En Roma lo recibe Bonifacio que es arcediano del papa Eugenio I a quien fue presentado. Aprendió Wilfrido en la Ciudad Eterna la teoría y práctica completa de la orden de San Benito.
A su vuelta, funda el monasterio de Stanford, le confían el de Ripon, establece en ellos las reglas benedictinas y, después de cinco años de abad, lo ordena de sacerdote el obispo Agilberto que visita Northumbria. Más monjes se le añaden. Aquello está tomando cariz de reforma en los monasterios escoceses y ciertamente es lo que pretende. Quiere introducir las reglas romanas, aumentar el prestigio del Papado, construir iglesias donde el esplendor del culto, según los usos continentales, ayude a conocer más y a alabar mejor a Dios. Y el nudo gordiano de su reforma será someter a la autoridad de la Sede Romana las cuestiones disciplinares y de gobierno que hasta ahora resolvieron siempre los monjes escoceses. Pero aquella manera de actuar lleva consigo el temor de los prelados y reyes a perder cotas de autonomía.
El malestar previsto salta. Convocado el sínodo del año 664 en Whitby, gana la causa romana y el obispo Coleman con sus monjes, derrotado, abandona Northumbria y deja vacante la sede episcopal.
Era de esperar que nombraran a Wilfrido para ocupar como obispo la sede vacante; pero no se le ocurre mejor cosa a nuestro buen hombre que negarse a ser consagrado por los obispos cercanos que él consideraba poco adictos al papa; marcha a Francia donde lo consagran once obispos para la diócesis de York, y en el país galo se entretiene el tiempo suficiente para que a su regreso se encuentre ya nombrado otro obispo que ocupa su cátedra y tenga que marcharse a un monasterio.
Dócil fue el usurpador obispo Chad a la reconvención que le hace Teodoro –el arzobispo de Canterbury– sobre su ilegitimidad, marchándose y dejando el camino expedito a Wilfrido para tomar posesión de York. Ahora se inicia un período de esplendor: remoza su propia catedral, levanta basílicas –como en Ripon a cuya consagración acude el mismo rey que quiere ver la suntuosidad de la obra, y la espléndida de Hexham–, es ostentoso en el culto. También escribe y traduce códices con una nube de amanuenses que nada tienen que envidiar a los latinos.
Arbitrariamente dividieron en tres su diócesis. Se negó a aceptar y salió de viaje a Roma para que el papa se pronunciara sobre conflicto. Regresado de Roma victorioso, es el rey quien se molesta y toma la revancha: lo acusa de traición y soborno; como, además, su esposa Ethelbrida quiere irse a un monasterio a cultivar el espíritu aconsejada por el arzobispo, viene sin remedio la persecución, cárcel y el refugio de Wilfrido en un monasterio.

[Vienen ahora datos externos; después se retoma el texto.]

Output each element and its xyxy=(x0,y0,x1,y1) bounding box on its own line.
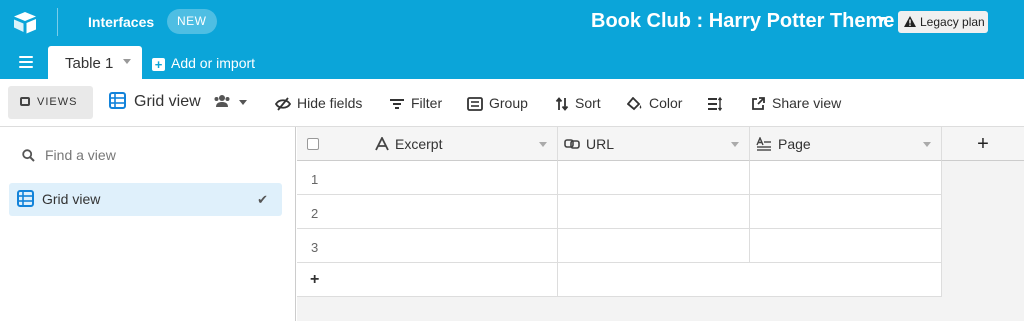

Es la ocasión para evangelizar a los paganos y bautizar a los conversos. Repuesto en la sede de York por el nuevo rey Alfred, se repite el intento de dividir su territorio sin consentimiento de Roma y allí encamina de nuevo sus pasos, ya anciano, con la intención de recabar los derechos de la Santa Sede.
Murió santamente en el año 709, en su monasterio de Oundle, en Northamptonshite, y lo enterraron en su iglesia de Ripon.

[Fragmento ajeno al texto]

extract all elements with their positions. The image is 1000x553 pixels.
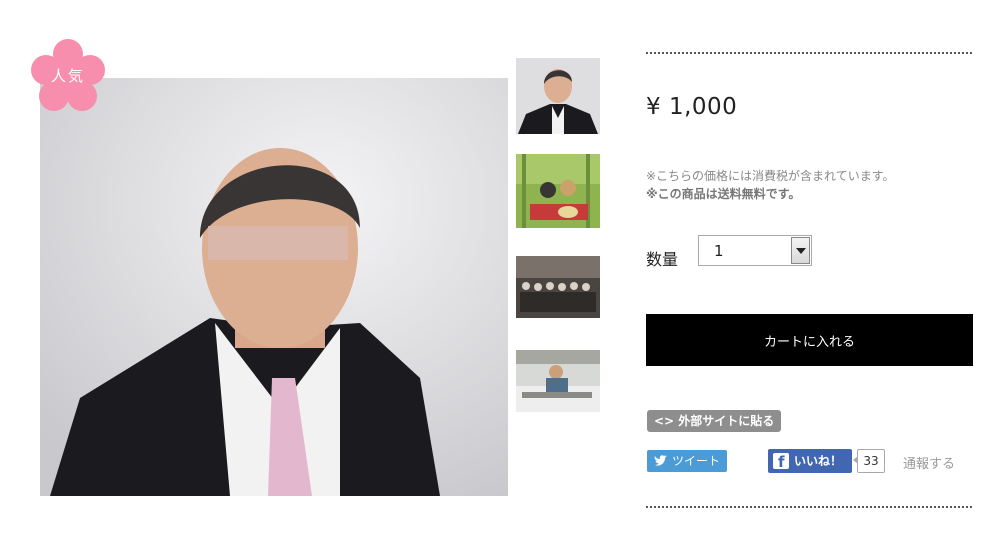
- like-count: 33: [857, 449, 885, 473]
- embed-external-site-button[interactable]: <> 外部サイトに貼る: [647, 410, 782, 432]
- shipping-note: ※この商品は送料無料です。: [646, 187, 801, 201]
- twitter-bird-icon: [654, 455, 667, 466]
- quantity-value: 1: [714, 242, 724, 260]
- facebook-like-button[interactable]: f いいね！: [768, 449, 852, 473]
- tweet-label: ツイート: [672, 454, 721, 468]
- thumbnail-2[interactable]: [516, 154, 600, 228]
- add-to-cart-button[interactable]: カートに入れる: [646, 314, 973, 366]
- tax-note: ※こちらの価格には消費税が含まれています。: [646, 169, 895, 183]
- thumbnail-4[interactable]: [516, 350, 600, 412]
- product-price: ¥ 1,000: [646, 94, 738, 120]
- divider: [646, 52, 972, 54]
- like-label: いいね！: [794, 454, 843, 468]
- facebook-icon: f: [773, 453, 789, 471]
- quantity-select[interactable]: 1: [698, 235, 812, 266]
- divider: [646, 506, 972, 508]
- dropdown-arrow[interactable]: [791, 237, 810, 264]
- quantity-label: 数量: [646, 250, 679, 269]
- chevron-down-icon: [796, 248, 806, 254]
- purchase-panel: ¥ 1,000 ※こちらの価格には消費税が含まれています。 ※この商品は送料無料…: [646, 0, 974, 553]
- report-link[interactable]: 通報する: [903, 453, 955, 472]
- tweet-button[interactable]: ツイート: [647, 450, 727, 472]
- main-product-image: [40, 78, 508, 496]
- thumbnail-3[interactable]: [516, 256, 600, 318]
- thumbnail-1[interactable]: [516, 58, 600, 134]
- popular-badge: 人気: [30, 38, 106, 114]
- badge-label: 人気: [50, 67, 85, 85]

Incansable caminante por los caminos del mundo para que el papa solucione los conflictos de su competencia. Inglés y romano hasta los huesos. Defensor sufriente de la comunión de la Iglesia de Inglaterra con la Iglesia universal. Después vendrán otros –Tomás Becket, Juan Ficher, Tomás Moro– dispuestos a dar sus vidas igualmente por la romanidad, que no borra lo inglés, sino que lo mejora.